I ran across an article today from one Brendan Case, an editor of a student-run on-line magazine called The Gadfly. Case and his fellow editors are students at The King’s College–a Christian college that occupies a few floors of the Empire State Building in New York City. They have big ambitions–to “foreshadow the seeming impossibility of a Christian liberal arts college that rivals the Ivy League.” The spirit of their publication reminds me a great deal of Philip Vickers Fithian’s ambitions for his tiny club of young friends and thinkers in the eighteenth-century New Jersey countryside. They called it the Bridgeton Admonishing Society. At one point, Fithian wrote that he hoped this club of mutual improvement in the remote woods of southern Jersey might gain a “reputation abroad.” Another time he dreamed of becoming another John Locke or John Witherspoon.

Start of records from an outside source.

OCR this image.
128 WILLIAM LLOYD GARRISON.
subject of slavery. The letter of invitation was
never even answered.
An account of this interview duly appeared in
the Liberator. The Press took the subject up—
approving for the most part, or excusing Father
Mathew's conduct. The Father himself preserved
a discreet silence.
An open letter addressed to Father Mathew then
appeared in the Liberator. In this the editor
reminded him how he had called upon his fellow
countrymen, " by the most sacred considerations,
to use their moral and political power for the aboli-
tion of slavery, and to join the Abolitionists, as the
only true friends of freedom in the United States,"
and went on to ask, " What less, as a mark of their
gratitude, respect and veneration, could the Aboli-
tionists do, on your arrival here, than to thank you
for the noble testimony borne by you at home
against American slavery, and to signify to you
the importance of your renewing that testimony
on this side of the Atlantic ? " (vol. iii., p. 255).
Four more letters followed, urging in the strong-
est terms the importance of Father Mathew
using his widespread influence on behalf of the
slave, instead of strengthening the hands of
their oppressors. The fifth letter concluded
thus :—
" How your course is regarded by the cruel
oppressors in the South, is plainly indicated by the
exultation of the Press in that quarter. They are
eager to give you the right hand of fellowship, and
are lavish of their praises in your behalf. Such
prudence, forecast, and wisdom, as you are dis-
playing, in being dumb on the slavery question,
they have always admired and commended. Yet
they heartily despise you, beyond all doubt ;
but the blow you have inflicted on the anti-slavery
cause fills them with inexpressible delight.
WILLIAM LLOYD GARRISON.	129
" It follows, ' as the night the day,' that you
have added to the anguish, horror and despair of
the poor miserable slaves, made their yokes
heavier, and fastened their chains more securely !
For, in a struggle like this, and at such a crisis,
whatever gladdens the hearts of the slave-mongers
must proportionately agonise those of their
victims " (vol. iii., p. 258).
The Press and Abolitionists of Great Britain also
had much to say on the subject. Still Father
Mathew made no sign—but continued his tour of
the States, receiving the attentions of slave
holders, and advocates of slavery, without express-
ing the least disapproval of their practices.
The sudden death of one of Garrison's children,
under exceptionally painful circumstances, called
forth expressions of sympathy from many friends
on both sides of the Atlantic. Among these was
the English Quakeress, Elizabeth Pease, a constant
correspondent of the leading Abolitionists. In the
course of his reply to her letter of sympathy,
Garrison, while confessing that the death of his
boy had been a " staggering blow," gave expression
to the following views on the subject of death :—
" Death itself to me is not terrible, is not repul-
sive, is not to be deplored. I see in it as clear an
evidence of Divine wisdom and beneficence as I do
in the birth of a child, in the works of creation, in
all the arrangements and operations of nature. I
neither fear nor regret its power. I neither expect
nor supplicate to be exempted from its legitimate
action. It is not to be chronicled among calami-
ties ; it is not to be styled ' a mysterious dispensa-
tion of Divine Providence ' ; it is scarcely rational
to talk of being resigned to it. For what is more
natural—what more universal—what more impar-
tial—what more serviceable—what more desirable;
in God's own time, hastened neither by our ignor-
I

While these students at The King’s College have big ambitions, they, like Fithian, want their “way of improvement” to ultimately lead them home. Here is how Case concludes his essay on “The Virtues of Cosmopolitanism”:
Finally, I would suggest that there is a discipline of place that could be the salvation of culture, if men could learn to practice it. The hallmark of the cosmopolitan seems to be that every place is as good as any other (for all are “interesting,” a mine of quaint stories, knick-knacks, and other ghostly abstractions). However, to love a place because it is yours—not because you have chosen it, but because it has in some sense chosen you (by birth, most naturally, but perhaps some other providential entanglement is possible)—is to begin the process of creating true culture. To love the deep emptiness of a blue winter sky, or a gnarled oak dangling a tire swing from its twisted fingers; to prefer bacon and eggs to a croissant: these are the first stirrings of a truly human existence. And I would venture that it is the man who loves bacon and eggs above all who might truly appreciate the startling savor of a French pastry.
This is some pretty darn good writing for an undergraduate. Fithian could not have put it any better.